Mohon tunggu...
Ummi Azzura Wijana
Ummi Azzura Wijana Mohon Tunggu... Guru - Music freak

Sumiatun a.k.a Ummi Azzura Wijana, menulis di media cetak, antara lain: Kedaulatan Rakyat, Minggu Pagi, Sabana, Realita Pendidikan, Magelang Ekspres, Jaya Baya, Panjebar Semangat, Djaka Lodang, Karas, dll. Buku antologi bersamanya: Inspirasi Nama Bayi Islami Terpopuler (2015), Puisi Penyair Lima kota (2015), Pelangi Cinta Negeri (2015), Di antara Perempuan (2015), Wajah Perempuan (2015), Puisi Menolak Korupsi 4 (2015), Puisi Menolak Korupsi 5 (2015), Jalan Remang Kesaksian (2015), Puisi Kampungan (2016), Memo Anti Terorisme (2016), Pentas Puisi Tiga Kota dalam Parade Pentas Sastra I/2016 Yogya (2016), Wajah Ibu, Antologi Puisi 35 Penyair Perempuan (2016), Puisi Prolog dalam Buku Sang Penjathil (2016), Antologi Cerpen Gender Bukan Perempuan (2017), Kepada Hujan di Bulan Purnama (2018), dan Profil Seniman Cilacap (2019).
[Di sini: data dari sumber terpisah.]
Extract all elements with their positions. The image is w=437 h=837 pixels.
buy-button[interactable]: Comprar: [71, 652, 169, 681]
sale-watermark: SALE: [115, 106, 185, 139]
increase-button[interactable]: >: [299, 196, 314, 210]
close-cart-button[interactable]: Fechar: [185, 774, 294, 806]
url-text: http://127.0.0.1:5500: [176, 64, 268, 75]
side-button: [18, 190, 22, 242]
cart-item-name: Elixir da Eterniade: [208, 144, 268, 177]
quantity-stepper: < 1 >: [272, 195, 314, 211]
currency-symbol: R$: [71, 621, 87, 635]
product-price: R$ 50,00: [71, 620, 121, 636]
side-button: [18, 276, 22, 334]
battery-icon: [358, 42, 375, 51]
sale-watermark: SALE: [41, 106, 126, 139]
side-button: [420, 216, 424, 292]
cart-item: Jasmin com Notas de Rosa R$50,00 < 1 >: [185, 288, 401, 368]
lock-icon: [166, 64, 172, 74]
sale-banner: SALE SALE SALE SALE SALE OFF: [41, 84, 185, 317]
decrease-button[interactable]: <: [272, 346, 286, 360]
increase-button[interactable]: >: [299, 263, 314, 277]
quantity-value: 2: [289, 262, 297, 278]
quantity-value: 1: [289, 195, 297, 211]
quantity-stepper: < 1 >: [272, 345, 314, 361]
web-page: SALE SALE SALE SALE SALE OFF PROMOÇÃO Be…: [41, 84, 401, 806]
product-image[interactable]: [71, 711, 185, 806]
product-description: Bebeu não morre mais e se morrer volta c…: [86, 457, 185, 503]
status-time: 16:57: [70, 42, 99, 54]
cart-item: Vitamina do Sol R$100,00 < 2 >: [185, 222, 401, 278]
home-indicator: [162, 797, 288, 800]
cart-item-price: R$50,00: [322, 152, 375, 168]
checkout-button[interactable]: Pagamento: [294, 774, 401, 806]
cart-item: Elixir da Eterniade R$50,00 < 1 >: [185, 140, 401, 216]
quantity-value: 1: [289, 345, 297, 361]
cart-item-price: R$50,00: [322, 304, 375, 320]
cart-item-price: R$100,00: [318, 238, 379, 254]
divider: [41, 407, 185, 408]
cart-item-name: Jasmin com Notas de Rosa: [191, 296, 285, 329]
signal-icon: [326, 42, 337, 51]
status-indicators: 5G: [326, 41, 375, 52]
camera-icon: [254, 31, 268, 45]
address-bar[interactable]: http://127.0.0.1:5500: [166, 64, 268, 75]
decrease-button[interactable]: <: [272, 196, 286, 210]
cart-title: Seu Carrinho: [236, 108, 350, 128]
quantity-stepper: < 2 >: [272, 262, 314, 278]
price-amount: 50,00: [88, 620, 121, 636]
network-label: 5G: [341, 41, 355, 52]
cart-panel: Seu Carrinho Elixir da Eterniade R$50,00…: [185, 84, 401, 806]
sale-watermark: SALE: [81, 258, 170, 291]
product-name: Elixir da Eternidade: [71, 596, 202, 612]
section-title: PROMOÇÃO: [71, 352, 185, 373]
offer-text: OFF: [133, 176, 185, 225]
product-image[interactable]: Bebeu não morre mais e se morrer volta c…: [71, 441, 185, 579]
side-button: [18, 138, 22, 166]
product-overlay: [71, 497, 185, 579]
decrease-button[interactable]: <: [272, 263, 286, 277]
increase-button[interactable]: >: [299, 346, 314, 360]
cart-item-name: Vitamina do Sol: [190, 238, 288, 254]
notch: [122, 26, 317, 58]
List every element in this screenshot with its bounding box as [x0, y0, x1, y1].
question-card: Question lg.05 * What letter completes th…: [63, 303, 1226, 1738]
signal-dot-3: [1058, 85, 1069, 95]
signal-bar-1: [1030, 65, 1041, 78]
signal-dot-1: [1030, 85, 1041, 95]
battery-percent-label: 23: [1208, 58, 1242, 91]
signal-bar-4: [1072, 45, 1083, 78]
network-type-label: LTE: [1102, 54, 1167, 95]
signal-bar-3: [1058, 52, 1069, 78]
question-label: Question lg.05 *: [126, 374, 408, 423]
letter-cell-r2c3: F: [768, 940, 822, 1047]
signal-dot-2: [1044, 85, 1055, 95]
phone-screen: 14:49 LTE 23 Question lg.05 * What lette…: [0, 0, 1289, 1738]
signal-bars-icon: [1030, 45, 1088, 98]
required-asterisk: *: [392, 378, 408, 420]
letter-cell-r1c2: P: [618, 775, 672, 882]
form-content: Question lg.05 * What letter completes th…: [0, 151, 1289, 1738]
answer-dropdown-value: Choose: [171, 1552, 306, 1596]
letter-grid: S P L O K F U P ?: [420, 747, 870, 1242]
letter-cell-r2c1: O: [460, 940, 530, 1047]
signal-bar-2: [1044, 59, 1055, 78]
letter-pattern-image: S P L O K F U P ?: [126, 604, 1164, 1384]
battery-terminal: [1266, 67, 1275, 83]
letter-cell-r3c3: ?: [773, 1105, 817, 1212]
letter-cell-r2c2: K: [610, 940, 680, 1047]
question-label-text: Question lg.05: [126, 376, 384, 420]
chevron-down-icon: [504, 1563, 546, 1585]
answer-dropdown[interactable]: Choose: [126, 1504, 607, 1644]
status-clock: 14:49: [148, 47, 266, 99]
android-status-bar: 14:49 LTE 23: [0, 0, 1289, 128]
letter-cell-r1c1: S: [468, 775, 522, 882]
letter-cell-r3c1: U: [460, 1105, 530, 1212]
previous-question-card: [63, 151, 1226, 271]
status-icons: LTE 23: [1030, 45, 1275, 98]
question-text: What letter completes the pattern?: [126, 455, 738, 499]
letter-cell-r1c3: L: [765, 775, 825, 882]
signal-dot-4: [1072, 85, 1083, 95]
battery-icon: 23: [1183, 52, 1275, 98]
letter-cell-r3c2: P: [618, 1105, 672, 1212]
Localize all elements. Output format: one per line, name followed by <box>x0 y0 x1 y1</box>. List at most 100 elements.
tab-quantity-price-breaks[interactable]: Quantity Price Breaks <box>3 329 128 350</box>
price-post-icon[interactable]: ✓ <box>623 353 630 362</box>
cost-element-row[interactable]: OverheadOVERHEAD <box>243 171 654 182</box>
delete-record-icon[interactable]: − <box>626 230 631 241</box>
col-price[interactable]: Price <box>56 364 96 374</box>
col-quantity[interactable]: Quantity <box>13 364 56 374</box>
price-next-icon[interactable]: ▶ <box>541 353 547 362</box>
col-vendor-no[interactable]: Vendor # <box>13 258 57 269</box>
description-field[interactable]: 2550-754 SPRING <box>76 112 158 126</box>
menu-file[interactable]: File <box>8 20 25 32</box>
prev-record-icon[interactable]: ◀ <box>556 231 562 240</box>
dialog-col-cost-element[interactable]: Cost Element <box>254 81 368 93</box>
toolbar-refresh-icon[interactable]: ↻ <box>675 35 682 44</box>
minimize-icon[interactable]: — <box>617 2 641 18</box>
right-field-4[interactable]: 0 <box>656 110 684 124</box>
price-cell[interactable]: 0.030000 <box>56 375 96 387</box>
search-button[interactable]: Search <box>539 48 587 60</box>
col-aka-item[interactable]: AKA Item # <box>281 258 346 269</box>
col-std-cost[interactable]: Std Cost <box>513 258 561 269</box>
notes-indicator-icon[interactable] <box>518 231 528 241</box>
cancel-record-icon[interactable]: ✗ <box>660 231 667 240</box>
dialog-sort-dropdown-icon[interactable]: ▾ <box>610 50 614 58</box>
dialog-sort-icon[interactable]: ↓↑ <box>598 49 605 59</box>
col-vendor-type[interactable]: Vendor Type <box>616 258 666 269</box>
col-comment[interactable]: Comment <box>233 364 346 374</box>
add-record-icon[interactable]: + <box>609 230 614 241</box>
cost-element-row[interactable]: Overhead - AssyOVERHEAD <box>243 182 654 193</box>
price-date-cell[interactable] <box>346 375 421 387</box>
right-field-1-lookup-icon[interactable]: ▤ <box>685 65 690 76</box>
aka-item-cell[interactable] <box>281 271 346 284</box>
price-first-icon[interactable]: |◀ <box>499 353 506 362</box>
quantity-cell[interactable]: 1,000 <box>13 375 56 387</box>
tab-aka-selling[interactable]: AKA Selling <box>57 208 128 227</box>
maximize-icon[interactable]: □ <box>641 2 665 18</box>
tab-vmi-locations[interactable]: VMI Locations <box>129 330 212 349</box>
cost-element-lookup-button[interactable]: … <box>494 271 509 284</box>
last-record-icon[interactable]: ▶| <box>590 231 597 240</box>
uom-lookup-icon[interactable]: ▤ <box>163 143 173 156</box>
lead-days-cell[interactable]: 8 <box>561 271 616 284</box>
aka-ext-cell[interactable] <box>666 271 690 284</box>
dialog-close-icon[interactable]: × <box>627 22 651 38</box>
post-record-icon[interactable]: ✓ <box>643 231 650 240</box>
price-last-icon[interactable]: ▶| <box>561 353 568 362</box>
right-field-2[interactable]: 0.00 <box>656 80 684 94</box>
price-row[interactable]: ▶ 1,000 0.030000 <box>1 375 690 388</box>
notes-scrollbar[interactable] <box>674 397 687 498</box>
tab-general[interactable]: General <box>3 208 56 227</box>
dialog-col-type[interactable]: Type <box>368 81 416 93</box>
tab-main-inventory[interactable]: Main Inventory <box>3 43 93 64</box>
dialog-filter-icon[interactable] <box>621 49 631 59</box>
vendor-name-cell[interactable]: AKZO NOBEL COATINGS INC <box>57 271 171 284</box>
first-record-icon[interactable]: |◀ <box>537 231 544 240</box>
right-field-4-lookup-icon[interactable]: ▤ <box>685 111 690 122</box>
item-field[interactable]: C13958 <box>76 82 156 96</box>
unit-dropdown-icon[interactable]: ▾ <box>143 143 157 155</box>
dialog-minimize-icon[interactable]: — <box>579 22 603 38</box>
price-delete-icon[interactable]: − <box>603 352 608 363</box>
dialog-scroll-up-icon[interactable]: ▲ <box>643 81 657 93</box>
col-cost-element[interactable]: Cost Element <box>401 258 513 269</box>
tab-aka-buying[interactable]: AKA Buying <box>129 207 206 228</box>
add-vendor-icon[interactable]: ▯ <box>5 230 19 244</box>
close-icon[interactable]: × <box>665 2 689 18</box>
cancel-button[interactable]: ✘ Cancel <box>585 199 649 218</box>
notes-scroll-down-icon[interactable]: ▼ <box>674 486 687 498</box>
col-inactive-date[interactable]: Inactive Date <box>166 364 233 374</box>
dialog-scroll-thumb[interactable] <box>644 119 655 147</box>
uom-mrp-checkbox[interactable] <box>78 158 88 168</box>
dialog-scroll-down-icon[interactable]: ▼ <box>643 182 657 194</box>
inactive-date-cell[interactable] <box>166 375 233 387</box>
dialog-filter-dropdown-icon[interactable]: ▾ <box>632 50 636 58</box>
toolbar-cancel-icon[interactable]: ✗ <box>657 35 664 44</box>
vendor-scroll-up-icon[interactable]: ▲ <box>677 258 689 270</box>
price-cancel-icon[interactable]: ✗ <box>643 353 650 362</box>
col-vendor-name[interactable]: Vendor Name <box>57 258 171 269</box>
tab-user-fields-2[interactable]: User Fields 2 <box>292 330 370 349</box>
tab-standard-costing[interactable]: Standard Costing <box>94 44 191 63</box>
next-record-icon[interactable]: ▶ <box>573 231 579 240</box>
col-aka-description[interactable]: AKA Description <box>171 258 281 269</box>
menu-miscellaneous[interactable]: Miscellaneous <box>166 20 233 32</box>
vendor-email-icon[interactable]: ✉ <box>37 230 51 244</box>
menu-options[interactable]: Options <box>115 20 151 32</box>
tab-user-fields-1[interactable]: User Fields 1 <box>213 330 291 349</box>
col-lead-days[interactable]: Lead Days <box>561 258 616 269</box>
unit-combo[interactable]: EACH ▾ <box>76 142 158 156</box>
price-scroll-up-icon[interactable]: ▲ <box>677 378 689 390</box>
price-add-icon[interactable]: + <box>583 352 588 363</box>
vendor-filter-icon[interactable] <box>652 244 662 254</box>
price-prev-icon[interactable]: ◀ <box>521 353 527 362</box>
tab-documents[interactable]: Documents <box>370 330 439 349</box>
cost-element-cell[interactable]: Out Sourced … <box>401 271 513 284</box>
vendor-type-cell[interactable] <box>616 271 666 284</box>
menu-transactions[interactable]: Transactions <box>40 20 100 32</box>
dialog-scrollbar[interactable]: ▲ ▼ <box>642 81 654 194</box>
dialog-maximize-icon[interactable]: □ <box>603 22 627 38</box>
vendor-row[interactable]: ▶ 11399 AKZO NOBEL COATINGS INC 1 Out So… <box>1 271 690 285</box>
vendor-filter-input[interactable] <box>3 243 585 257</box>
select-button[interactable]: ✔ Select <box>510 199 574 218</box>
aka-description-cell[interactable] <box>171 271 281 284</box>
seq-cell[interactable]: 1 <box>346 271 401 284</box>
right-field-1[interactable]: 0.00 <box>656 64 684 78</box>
Buku lain yang telah terbit: Buku Pintar Kecantikan Muslimah (2014), Flawes Makeup Bagi Pemula (2019), dan Bali Jawa (2020), Pendidikan dalam Refleksi Guru Penulis (2023), Dasar-dasar Kecantikan dan SPA Kelas X SMK (2023).

Selanjutnya

Tutup

Travel Story Pilihan

Miago, Juwita Kuliner "Anti-mainstream" Jogja

21 Maret 2017   16:30 Diperbarui: 22 Maret 2017   07:00 1088
+
Laporkan Konten
Laporkan Akun
Kompasiana adalah platform blog. Konten ini menjadi tanggung jawab bloger dan tidak mewakili pandangan redaksi Kompas.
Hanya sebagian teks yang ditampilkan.